Entertainment Music

Hail, hail Chuck Berry!

By Jane Stevenson, Postmedia Network

One of the architect's of rock and roll, Chuck Berry, has a new album. The legend died in March at 90. SUBMITTED

One of the architect's of rock and roll, Chuck Berry, has a new album. The legend died in March at 90. SUBMITTED

Chuck Berry waited a long time between albums.

Would you believe 38 years as his new and now final disc, CHUCK, dropped this past Friday? "The father of rock 'n'roll," who announced the record on his 90th birthday last October, didn't live long enough to see the collection arrive online and in stores. (The guitar legend passed on March 18, 2017, after a long, eventful life.)

"I don't know if this was what dad intended to be the last [record] but obviously fate made it the last," said his son Charles Berry Jr., 55, who plays guitar on CHUCK, and had been touring with his dad since 2001 until Berry Sr. retired from live shows in 2014 after 60 years on the road.

"It's good music.
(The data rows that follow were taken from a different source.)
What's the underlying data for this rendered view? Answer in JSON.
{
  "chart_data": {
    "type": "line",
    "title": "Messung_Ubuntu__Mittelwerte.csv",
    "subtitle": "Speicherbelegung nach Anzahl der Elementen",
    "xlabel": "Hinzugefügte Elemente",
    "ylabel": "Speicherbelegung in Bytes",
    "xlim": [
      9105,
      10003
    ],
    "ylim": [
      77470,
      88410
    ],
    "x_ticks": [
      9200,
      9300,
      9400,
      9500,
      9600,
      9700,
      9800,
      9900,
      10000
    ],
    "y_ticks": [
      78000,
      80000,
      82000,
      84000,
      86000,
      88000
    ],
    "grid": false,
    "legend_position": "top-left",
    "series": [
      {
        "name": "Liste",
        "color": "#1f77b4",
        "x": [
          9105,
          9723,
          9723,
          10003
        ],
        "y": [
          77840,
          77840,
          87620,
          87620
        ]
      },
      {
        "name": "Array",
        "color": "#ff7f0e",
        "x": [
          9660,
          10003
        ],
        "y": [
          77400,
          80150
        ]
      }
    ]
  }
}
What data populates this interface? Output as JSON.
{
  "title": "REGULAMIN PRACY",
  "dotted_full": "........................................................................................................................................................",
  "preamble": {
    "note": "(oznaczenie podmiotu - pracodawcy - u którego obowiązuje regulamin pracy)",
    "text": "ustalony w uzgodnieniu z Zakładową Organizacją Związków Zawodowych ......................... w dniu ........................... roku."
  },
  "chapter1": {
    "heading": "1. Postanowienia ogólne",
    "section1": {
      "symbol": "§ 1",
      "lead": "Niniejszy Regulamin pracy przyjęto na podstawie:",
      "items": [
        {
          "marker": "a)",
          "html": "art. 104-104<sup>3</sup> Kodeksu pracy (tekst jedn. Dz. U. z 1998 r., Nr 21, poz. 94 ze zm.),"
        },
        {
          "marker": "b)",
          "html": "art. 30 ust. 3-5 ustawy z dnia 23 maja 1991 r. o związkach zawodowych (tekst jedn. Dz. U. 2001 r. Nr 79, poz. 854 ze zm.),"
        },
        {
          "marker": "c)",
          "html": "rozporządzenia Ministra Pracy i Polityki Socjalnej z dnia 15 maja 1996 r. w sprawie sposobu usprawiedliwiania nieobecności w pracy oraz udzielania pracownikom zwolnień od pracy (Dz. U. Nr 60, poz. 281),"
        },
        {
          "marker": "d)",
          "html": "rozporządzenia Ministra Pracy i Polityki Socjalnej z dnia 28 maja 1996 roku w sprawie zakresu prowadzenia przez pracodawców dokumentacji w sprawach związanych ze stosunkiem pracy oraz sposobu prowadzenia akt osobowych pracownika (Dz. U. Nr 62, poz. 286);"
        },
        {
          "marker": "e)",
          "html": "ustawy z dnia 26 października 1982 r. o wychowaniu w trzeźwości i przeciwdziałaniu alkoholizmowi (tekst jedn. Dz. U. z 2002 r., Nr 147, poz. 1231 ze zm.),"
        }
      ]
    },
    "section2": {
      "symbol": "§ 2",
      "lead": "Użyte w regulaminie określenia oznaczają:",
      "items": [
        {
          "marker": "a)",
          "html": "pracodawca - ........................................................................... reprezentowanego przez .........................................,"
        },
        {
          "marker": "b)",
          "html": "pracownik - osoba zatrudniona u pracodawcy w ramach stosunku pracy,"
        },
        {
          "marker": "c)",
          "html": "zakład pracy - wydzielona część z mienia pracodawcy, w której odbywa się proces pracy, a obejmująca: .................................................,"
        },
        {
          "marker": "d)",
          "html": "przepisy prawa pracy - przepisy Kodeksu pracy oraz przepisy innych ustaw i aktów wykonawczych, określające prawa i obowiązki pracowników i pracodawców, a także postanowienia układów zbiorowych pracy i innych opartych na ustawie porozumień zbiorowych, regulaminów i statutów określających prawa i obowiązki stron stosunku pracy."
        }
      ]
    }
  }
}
It's timeless music. This is a very good album to me. It's very strong. My dad is in top form playing. My dad played air guitar in his sleep. And you could see his fingers moving - he just did aD chord!"

24 Hours caught up with Berry Jr. - who also plays harmonica and sings on CHUCK - down the line from his home in St. Louis recently.
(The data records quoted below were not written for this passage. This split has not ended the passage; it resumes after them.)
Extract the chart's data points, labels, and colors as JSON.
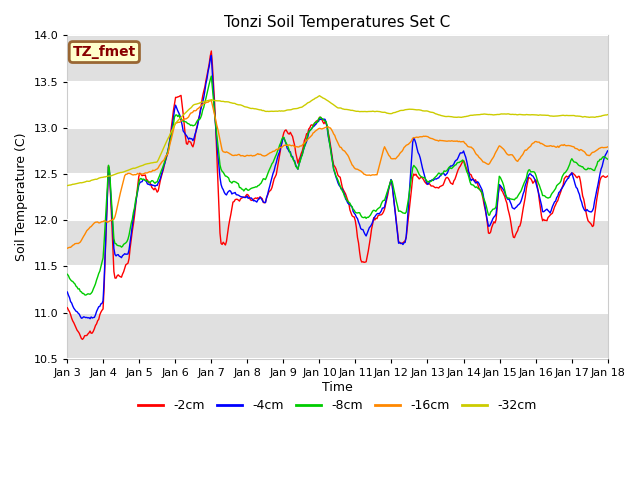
{
  "title": "Tonzi Soil Temperatures Set C",
  "xlabel": "Time",
  "ylabel": "Soil Temperature (C)",
  "ylim": [
    10.5,
    14.0
  ],
  "annotation": "TZ_fmet",
  "annotation_bbox": {
    "boxstyle": "round,pad=0.25",
    "facecolor": "#ffffcc",
    "edgecolor": "#996633",
    "linewidth": 2
  },
  "annotation_color": "#880000",
  "annotation_fontsize": 10,
  "annotation_fontweight": "bold",
  "bg_color": "#ffffff",
  "plot_bg_color": "#ffffff",
  "line_colors": {
    "-2cm": "#ff0000",
    "-4cm": "#0000ff",
    "-8cm": "#00cc00",
    "-16cm": "#ff8800",
    "-32cm": "#cccc00"
  },
  "line_width": 1.0,
  "legend_labels": [
    "-2cm",
    "-4cm",
    "-8cm",
    "-16cm",
    "-32cm"
  ],
  "x_tick_labels": [
    "Jan 3",
    "Jan 4",
    "Jan 5",
    "Jan 6",
    "Jan 7",
    "Jan 8",
    "Jan 9",
    "Jan 10",
    "Jan 11",
    "Jan 12",
    "Jan 13",
    "Jan 14",
    "Jan 15",
    "Jan 16",
    "Jan 17",
    "Jan 18"
  ],
  "band_color": "#e0e0e0",
  "grid_color": "#ffffff",
  "grid_linewidth": 1.5
}
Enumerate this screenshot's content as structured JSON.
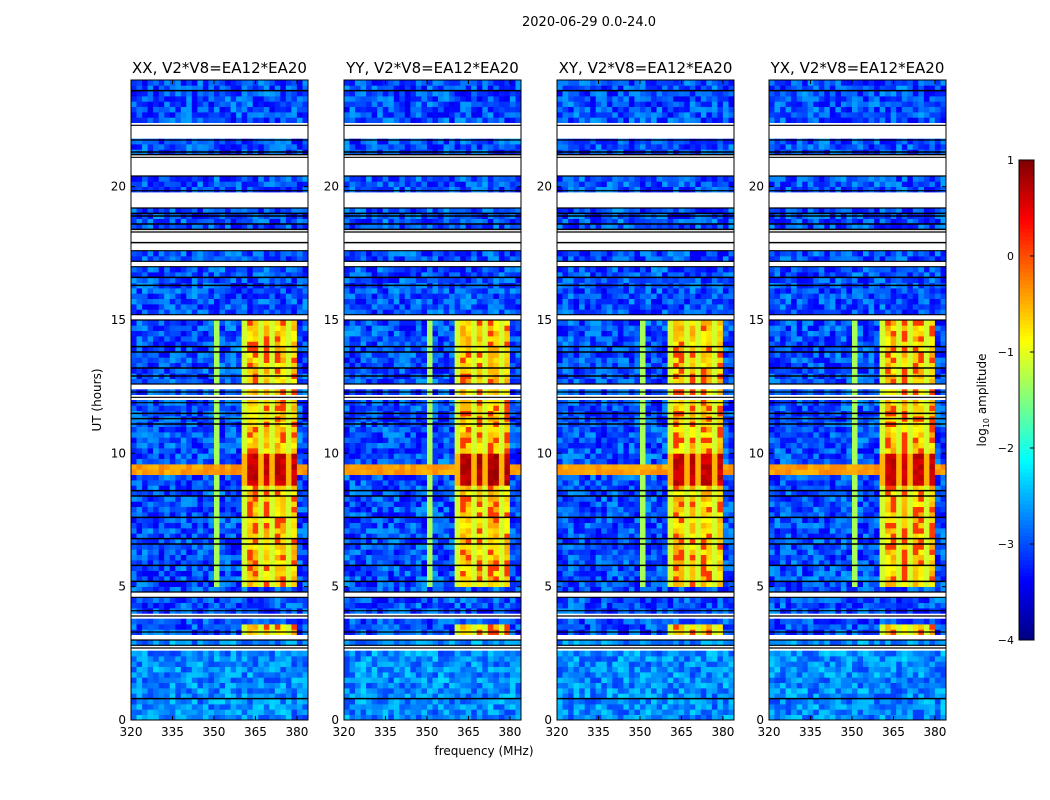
{
  "chart_data": {
    "type": "heatmap",
    "suptitle": "2020-06-29 0.0-24.0",
    "xlabel": "frequency (MHz)",
    "ylabel": "UT (hours)",
    "xlim": [
      320,
      384
    ],
    "ylim": [
      0,
      24
    ],
    "xticks": [
      "320",
      "335",
      "350",
      "365",
      "380"
    ],
    "xtick_values": [
      320,
      335,
      350,
      365,
      380
    ],
    "yticks": [
      "0",
      "5",
      "10",
      "15",
      "20"
    ],
    "ytick_values": [
      0,
      5,
      10,
      15,
      20
    ],
    "colorbar": {
      "label": "log10 amplitude",
      "label_main": "log",
      "label_sub": "10",
      "label_rest": " amplitude",
      "range": [
        -4,
        1
      ],
      "ticks": [
        "−4",
        "−3",
        "−2",
        "−1",
        "0",
        "1"
      ],
      "tick_values": [
        -4,
        -3,
        -2,
        -1,
        0,
        1
      ],
      "colormap": "jet"
    },
    "panels": [
      {
        "title": "XX, V2*V8=EA12*EA20",
        "rfi_peak": 0.5
      },
      {
        "title": "YY, V2*V8=EA12*EA20",
        "rfi_peak": 0.6
      },
      {
        "title": "XY, V2*V8=EA12*EA20",
        "rfi_peak": 0.5
      },
      {
        "title": "YX, V2*V8=EA12*EA20",
        "rfi_peak": 0.5
      }
    ],
    "background_level": -3.0,
    "low_time_level": {
      "range": [
        0,
        3
      ],
      "value": -2.7
    },
    "rfi_band": {
      "freq_range": [
        361,
        380
      ],
      "time_ranges": [
        [
          3.3,
          3.55
        ],
        [
          5.0,
          15.0
        ]
      ],
      "value": -0.9,
      "peak_time_range": [
        8.9,
        10.0
      ]
    },
    "broadband_rfi": {
      "time": 9.3,
      "value": -0.4
    },
    "narrow_line": {
      "freq": 351,
      "value": -1.3
    },
    "flagged_time_ranges": [
      [
        21.75,
        22.3
      ],
      [
        20.4,
        21.1
      ],
      [
        19.2,
        19.85
      ],
      [
        17.6,
        18.3
      ],
      [
        17.0,
        17.2
      ],
      [
        15.0,
        15.2
      ],
      [
        12.3,
        12.6
      ],
      [
        11.9,
        12.1
      ],
      [
        4.6,
        4.8
      ],
      [
        3.9,
        4.1
      ],
      [
        3.0,
        3.3
      ],
      [
        2.7,
        2.8
      ]
    ],
    "flag_edges": [
      23.6,
      21.3,
      21.2,
      19.0,
      18.9,
      18.6,
      18.4,
      17.9,
      16.6,
      16.3,
      14.0,
      13.8,
      13.2,
      12.9,
      11.5,
      11.3,
      11.1,
      8.6,
      8.4,
      7.6,
      6.8,
      6.6,
      5.8,
      5.2,
      0.8
    ]
  }
}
How is your family doing after your dad's death?

It's been rough. I loved my dad dearly. Mom [Themetta "Toddy" Suggs], she truly loved him. They would have been married 69 years this October. I can't imagine knowing someone for 69 years and then losing them. I'm dealing with the reality of having my dad for almost 56 years and the incredible pain that his death has caused. But I've got a lifetime of very good memories of my father. He was my ultimate hero, not for being Chuck Berry, but just for being a fantastic father. He taught me a tremendous amount about life in general, so yeah, we miss him.

Was your family surprised at the outpouring of tributes from rock's biggest names when you dad passed?
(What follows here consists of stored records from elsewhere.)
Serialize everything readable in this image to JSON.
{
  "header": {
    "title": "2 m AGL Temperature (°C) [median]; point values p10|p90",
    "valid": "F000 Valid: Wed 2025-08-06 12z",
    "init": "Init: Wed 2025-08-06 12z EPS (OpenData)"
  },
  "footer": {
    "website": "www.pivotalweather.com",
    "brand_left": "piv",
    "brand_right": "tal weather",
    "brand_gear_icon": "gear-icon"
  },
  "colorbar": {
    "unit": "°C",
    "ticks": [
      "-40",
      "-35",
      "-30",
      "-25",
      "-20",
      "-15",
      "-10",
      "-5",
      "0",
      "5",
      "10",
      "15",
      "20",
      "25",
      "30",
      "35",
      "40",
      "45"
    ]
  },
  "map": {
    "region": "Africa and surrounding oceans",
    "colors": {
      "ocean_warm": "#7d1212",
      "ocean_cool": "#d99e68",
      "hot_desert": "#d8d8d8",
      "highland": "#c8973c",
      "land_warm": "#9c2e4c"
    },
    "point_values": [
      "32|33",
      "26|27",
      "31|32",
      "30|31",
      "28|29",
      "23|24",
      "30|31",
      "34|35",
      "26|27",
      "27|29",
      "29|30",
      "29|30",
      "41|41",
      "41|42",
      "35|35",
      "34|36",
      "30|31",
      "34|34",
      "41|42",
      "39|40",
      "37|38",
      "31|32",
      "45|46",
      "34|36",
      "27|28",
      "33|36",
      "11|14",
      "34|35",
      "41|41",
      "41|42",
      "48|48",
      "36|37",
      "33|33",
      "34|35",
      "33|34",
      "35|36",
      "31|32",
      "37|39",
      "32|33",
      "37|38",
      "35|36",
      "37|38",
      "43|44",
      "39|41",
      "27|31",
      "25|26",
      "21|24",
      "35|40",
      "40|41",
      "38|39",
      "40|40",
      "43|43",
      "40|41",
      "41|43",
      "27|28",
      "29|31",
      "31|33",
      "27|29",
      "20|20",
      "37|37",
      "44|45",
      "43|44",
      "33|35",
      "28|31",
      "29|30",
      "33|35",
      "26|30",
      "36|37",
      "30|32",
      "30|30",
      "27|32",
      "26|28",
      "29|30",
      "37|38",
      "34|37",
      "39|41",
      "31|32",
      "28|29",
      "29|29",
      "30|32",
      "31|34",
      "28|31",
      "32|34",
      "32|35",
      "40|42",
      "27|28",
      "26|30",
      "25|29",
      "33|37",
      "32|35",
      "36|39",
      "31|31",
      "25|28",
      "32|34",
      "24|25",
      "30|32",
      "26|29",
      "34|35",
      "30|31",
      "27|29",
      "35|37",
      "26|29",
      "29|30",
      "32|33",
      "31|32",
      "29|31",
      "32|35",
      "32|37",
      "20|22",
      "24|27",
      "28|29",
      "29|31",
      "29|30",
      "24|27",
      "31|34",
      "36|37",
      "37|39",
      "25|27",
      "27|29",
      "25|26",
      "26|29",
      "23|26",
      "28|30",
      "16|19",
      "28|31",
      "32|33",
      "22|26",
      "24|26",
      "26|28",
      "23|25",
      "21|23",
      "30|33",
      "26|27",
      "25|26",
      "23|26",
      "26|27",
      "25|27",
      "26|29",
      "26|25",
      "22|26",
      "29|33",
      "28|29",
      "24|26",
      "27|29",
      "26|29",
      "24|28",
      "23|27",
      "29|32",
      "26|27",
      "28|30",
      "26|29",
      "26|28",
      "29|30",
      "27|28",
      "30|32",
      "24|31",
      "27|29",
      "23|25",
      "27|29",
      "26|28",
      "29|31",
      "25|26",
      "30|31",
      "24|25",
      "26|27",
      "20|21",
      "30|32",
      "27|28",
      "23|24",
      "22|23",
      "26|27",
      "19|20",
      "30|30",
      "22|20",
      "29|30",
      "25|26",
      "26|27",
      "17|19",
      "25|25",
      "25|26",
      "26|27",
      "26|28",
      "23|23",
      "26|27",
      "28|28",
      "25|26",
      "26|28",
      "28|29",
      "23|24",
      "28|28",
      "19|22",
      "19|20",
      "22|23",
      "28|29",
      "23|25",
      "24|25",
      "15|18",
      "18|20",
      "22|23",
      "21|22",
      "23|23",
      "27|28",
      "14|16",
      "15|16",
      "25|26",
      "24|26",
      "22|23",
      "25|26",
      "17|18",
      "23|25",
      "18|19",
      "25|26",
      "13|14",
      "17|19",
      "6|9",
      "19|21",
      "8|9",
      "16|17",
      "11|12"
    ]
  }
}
Surprised is one way of putting it 'cause we kind of went into tunnel vision. We weren't really paying attention to anything that was going on. Seeing stuff from Bruce Springsteen and Little Richard and Keith Richards ... I shouldn't just name drop ... but the incredible admiration that so many of the other people in the entertainment community had for my father and to see that coming in and condolence letters, it did help and I guess it did kind of surprise us at first. My father never made a big deal about himself and we all had the same perspective. I just never really had the [position], 'My dad - he's Chuck Berry! Bow down!' No.

Your dad's last album was 1979's Rock It. So had he been recording stuff since then but just not releasing it?

My dad went right back into the studio when he could and kept on recording. He recorded a whole bunch of stuff between 1979-'89. But in spring of 1989, the studio burnt to the ground so 10 years worth of music went up in smoke. [His entire] studio just turned to cinders and ashes. So he regrouped and started re-recording music that he lost and around 1991 when he had the time. He was (also) recording in 2010, 2013 and 2014. He was probably like, 'Okay, time to get this thing on out.'

Your 23-year-old son Charles Berry III also plays guitar on two tracks Wonderful Woman and Lady B. Goode, the sequel to your dad's huge 1958 hit Johnny B. Goode.

I'm so proud of him because a couple of his solos, a couple of the guys in the recording booth, their jaws were dropping, they couldn't believe this kid just walked in, who had never been in a studio in his life and did what he did. It just blew them away. It blew me away.